Traveling together as sangha, what we “do”together is far from a site-seeing tour of Viet Nam. With everyone involved . . . whether retreat participants, those who support us with food, lodging and other services, and everyone in Viet Nam whose lives we touch . . . . we make clear that we are on retreat. We take retreat seriously, if also light heartedly and gently. And with that gentle and deliberate approach, we practice sitting meditation, walking meditation, eating meditation, Dharma Sharing, and singing each day. Some days we practice service and work meditation, other days we visit and do arts and crafts with children and young adults right at their schools, including some students who for various reasons are disabled mentally and, or physically challenged. Our retreat participants are always deeply inspired when we visit children living joyfully despite birth defects and retardation, some of which are due to their parents’, grandparents’, and even great grandparents’ exposure to Agent Orange.

To settle ourselves and inspire inward contemplation and outward observation, we agree together to hold noble silence until after breakfast each morning and at various times throughout the day, including the first fifteen minutes during all meal times. Embracing silence, we find deep joy in quieting and stilling our mind’s habitual fusillade of words and thoughts. Far from shutting down communication and interdependence, our practice is a companionable silence. Companionable silence is about being together in every way but words.

During a period of noble silence before lunch last year, one Retreat friend noticed he was the only person talking. He observed aloud, “Oh, we’re not allowed to talk right now.” Later, I took the opportunity to explain that noble silence is not a prohibition from talking. Our companionable silence is a gift we give to ourselves and to others, an invitation to simply listen. Companionable silence invites us to regard our fellow practitioners in such a way that we hear what is left unsaid.

Another reason we quiet ourselves is so we can listen to all the sounds of the world. Regardless of whether we’re offering our gift of physical labor or playing with children, whether we’re in the city or the countryside, and whether we’re in the meditation hall or traveling on a bus together, we practice stilling our own voices so that we might be able to hear the voices of other things and other beings in our surroundings. The environs we visit all over Viet Nam offer an almost endless variety of “barks” and “tweets” and “caws” and pre-dawn “crows,” as well as “thuds” and “calls,” and countless other living and mechanical voices, both pleasant and unpleasant, sometimes in cacophony. And just as in our own homes and home towns, unless we quiet the ceaseless chatter in our heads, we miss the rich aural texture surrounding us.

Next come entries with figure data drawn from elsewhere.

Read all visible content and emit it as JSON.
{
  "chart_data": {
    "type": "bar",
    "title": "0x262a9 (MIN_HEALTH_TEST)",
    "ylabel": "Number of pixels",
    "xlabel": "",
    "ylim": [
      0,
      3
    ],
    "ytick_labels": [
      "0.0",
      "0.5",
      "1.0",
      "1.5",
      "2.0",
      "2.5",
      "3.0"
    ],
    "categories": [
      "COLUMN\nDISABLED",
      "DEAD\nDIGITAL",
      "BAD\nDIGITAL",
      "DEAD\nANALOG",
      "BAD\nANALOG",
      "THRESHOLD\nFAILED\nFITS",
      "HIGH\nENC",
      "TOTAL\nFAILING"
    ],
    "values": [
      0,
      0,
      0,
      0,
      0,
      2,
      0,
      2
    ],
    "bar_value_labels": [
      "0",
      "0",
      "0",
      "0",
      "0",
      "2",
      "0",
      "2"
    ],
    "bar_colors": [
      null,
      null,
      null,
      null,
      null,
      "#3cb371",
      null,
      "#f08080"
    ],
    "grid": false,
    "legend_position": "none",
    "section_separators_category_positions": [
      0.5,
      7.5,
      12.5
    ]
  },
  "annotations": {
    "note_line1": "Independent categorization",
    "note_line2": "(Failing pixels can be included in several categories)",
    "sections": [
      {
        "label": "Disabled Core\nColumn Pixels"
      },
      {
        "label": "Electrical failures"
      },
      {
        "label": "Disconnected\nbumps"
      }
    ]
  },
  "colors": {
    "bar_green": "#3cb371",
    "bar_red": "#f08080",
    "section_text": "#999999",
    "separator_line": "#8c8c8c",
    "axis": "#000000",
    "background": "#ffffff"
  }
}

Our annual Loving Work Foundation retreats in Viet Nam are an opportunity to join other like-minded wayfarers who wish to experience the homeland of our Teacher Thich Nhat Hanh and our root temple Tu Hieu Pagoda, held genially in the container of contemplative practice, traveling in community. At this point in my life, my walk and my work in the world center on inviting others into the joys of waking up fully to our humanity, and therefore to our full human potential. Our retreats offer the opportunity for us to realize this aspiration together.